If the Middle and Southern states end up getting a majority of the populations coming abroad then does that ensure they expand west and slowly develop into the power house they could?
If the Maritimes, without a large bribe from Canada or the UK, don't have free trade with New England they will literally do anything to get it. Without that free trade the Maritimes will be even worse of than OTL. If the New England price is formally joining New England, they will probably do so.
As regards the Maritimes and New England, the Maritimes are economically tied to New England. The only reason they joined confederation IOTL was via a large and ongoing bribe (which rather backfired, leading to a century and a half of decline until free trade was restored).
If the Maritimes, without a large bribe from Canada or the UK, don't have free trade with New England they will literally do anything to get it. Without that free trade the Maritimes will be even worse of than OTL. If the New England price is formally joining New England, they will probably do so.
No they won't, because the British would never agree to it. The population of the Maritimes weren't free to decide who their rulers were at this point. And let's not forget that Canada got stocked up with lots of United Empire Loyalists barely a generation or two ago.
Besides, if the Maritimes are economically tied to NE then NE was economically tied to the UK.
This especially goes if NE produce declines in value and importance, since it's likely that the New Englanders would find resistance to the ideas of free trade across their southern border,
as the resentment over secession fosters unwillingness to do business on a large scale. NE wouldn't be able to just demand the Maritimes. No chance.
If New England was de facto part of the British Empire, would that also happen?
Yet in Nova Scotia most of the original settlers (and the Loyalists thereafter in both Nova Scotia and New Brunswick) were from New England. Some of the Loyalists, in the scenario of a successful secession of New England, might potentially go back to New England, whilst some New Englanders might move east, thus making the Maritimes demographically dependent on New England as well.

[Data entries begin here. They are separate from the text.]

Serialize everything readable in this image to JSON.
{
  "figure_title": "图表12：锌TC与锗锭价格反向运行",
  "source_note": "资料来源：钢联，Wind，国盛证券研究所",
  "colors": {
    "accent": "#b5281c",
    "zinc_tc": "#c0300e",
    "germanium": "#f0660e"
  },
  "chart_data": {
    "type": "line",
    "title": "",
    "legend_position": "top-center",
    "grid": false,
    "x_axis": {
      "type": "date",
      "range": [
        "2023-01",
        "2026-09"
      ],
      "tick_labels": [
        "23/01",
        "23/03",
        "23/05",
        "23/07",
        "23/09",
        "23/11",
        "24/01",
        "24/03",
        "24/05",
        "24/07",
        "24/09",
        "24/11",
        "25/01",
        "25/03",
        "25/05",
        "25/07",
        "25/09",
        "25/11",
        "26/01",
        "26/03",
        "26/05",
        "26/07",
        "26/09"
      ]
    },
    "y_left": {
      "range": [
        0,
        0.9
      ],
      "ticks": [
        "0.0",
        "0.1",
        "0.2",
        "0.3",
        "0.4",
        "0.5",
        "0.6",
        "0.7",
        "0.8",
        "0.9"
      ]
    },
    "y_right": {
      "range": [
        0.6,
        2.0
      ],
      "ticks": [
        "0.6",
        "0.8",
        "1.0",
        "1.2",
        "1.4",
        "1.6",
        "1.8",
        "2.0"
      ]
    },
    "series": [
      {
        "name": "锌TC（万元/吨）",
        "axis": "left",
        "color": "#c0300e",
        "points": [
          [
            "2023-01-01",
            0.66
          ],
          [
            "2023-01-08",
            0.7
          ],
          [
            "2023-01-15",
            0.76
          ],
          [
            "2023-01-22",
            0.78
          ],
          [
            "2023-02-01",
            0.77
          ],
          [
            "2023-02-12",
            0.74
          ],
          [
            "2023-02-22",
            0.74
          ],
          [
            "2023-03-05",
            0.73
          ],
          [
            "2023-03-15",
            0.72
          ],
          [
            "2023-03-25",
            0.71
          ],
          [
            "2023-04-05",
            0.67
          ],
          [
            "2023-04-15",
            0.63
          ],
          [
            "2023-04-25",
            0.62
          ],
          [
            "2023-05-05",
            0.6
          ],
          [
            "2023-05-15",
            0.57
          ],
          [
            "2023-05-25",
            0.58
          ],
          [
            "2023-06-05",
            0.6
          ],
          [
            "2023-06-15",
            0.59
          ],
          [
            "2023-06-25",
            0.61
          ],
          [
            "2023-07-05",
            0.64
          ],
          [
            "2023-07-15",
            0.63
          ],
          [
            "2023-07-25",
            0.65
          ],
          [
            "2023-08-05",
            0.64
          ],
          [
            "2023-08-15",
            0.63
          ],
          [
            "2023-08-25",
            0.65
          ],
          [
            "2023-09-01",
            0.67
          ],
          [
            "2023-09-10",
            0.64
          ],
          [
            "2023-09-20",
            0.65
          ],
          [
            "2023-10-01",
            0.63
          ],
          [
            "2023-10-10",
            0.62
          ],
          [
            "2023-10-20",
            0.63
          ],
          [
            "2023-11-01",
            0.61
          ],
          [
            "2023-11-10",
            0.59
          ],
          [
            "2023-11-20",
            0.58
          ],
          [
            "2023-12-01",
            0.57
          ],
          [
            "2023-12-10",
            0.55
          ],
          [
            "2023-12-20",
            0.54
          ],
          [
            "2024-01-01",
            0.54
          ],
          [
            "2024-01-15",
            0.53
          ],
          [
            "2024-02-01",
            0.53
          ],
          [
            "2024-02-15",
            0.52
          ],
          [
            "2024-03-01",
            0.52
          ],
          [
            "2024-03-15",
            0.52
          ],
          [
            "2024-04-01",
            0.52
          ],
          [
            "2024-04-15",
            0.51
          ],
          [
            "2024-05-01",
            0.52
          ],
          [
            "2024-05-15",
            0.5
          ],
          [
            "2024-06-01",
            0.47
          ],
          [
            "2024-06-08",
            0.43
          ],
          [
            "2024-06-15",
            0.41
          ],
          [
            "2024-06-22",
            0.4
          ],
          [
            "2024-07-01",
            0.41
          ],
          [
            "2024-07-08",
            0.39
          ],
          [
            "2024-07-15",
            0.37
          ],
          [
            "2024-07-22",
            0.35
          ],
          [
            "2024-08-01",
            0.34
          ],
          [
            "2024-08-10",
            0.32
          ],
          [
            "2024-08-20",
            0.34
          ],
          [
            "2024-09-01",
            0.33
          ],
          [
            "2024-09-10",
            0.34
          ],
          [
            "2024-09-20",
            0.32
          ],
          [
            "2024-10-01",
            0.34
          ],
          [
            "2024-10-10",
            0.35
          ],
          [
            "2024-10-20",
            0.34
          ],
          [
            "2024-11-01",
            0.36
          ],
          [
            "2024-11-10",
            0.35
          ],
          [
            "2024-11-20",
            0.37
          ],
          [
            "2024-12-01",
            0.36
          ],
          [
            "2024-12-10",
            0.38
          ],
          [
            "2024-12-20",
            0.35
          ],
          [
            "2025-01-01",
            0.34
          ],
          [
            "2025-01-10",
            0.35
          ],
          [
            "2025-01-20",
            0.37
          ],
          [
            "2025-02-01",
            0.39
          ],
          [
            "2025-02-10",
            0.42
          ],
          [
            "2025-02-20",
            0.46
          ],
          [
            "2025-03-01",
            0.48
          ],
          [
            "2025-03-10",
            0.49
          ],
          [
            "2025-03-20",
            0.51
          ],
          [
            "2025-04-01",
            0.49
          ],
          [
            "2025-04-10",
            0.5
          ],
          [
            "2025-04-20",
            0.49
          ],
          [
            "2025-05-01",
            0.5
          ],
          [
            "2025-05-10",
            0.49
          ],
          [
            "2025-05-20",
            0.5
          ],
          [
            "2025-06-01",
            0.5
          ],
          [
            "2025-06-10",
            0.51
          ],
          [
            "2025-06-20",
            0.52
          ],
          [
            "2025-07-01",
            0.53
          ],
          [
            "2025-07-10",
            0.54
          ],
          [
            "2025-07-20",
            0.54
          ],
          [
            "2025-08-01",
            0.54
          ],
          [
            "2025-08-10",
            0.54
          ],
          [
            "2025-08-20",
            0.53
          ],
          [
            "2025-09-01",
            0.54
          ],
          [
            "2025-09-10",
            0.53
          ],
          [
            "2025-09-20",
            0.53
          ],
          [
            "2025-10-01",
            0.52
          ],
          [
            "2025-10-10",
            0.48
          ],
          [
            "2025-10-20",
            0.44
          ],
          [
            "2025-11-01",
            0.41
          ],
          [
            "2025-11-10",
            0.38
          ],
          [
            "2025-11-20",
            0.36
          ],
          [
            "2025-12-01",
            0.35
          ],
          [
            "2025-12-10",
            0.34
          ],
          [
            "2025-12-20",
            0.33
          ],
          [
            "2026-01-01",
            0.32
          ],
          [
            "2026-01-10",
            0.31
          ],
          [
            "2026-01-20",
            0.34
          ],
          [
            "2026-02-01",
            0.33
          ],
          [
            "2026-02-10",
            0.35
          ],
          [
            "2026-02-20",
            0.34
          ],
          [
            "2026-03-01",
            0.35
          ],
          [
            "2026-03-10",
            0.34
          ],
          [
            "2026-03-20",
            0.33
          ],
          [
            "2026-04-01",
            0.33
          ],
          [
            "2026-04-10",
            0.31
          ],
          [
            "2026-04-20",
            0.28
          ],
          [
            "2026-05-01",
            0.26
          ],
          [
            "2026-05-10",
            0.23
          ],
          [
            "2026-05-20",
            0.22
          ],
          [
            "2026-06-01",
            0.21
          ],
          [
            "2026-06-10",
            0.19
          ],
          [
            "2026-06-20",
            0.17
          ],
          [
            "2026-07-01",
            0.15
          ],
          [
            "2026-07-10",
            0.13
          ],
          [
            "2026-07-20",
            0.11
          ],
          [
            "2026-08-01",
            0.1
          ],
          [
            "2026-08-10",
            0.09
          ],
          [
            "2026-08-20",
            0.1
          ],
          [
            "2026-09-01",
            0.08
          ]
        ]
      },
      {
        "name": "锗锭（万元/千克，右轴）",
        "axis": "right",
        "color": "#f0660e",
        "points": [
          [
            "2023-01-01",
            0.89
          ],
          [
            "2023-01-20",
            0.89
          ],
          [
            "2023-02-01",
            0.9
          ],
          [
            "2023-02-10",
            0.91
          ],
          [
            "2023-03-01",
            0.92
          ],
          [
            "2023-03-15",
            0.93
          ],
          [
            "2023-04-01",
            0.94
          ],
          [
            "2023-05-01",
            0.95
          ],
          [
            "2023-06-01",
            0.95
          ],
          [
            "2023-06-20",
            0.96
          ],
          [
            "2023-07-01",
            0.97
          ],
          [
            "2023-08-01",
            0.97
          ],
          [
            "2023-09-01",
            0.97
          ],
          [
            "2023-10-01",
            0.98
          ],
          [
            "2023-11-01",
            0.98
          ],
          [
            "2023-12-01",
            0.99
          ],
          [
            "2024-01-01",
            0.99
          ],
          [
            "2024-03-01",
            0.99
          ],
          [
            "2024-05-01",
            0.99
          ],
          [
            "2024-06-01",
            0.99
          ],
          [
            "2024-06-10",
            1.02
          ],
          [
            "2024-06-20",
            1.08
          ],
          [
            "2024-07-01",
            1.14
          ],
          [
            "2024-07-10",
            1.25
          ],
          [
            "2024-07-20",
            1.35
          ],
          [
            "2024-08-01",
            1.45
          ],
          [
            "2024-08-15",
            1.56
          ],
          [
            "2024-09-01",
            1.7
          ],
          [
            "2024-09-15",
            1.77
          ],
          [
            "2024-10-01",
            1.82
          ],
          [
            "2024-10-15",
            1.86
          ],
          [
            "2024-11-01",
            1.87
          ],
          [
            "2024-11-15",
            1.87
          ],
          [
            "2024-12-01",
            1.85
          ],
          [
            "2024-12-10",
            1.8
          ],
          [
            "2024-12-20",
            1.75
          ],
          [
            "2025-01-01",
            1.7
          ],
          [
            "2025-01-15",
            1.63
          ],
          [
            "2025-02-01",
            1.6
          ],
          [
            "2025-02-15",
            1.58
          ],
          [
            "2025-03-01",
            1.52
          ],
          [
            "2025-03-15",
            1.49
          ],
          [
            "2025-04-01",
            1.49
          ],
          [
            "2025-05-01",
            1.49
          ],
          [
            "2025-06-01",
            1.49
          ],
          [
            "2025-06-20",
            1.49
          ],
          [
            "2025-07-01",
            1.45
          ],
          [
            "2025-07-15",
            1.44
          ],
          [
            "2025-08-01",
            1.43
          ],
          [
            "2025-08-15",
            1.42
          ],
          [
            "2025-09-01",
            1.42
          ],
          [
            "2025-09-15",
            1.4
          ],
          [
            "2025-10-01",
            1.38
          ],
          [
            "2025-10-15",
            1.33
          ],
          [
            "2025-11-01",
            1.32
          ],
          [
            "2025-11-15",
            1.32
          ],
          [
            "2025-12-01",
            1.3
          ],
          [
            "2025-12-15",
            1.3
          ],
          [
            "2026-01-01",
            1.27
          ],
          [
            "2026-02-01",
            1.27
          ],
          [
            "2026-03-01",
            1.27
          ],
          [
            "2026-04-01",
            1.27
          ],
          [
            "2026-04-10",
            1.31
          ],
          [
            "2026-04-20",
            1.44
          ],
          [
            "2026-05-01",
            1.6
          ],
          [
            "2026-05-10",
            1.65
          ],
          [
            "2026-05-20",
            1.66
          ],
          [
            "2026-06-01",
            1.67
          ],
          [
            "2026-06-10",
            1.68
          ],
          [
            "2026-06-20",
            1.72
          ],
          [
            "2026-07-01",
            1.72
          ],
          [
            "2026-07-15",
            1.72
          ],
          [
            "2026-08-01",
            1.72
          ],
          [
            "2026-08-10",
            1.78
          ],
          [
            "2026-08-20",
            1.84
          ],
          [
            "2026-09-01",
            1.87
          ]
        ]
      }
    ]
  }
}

Also, you're under-estimating politicians in the Maritimes and New England - if they want something, they will get it (eventually).
Eastern border, not southern border, if you're talking about the Maritimes (if you're talking about the rump US, give it a couple of decades and some of that feeling might die down). In addition, New Englanders at that time were staunchly pro-free trade, so they wouldn't mind trading with individual British colonies and Europe.
Even if New England became a 19th-century version of a Commonwealth republic?
It was still pretty damn important at that point, although you're right in saying that it really took off with the Erie Canal. Prior to the construction of the Erie Canal, NYC's major rival was Montreal, IIRC, not the other American cities. Here's an 1810 quote from a French consul reflecting views towards NYC at that time period:
"its inhabitants, who are for the most part foreigners and made up of every nation except Americans so to speak, have in general no mind for anything but business. New York might be described as a permanent fair in which two-thirds of the population is always being replaced; where huge business deals are being made, almost always with fictitious capital, and where luxury has reached alarming heights... It is in the countryside and in the inland towns that one must look for the American population of New York State."
(The Perspective of the World, by Fernand Braudel)
I don't know about Montreal, but the most important American rival to New York (and, in fact, the most important trading city on the Atlantic coast at this time) was Boston. Boston was where the wealth was, Boston was where the commerce was, and Boston was where the bankers were.
Meh. Montreal might've just been NYC's rival in terms of supplying the Midwest. My point still stands; NYC has always been an incredibly important city.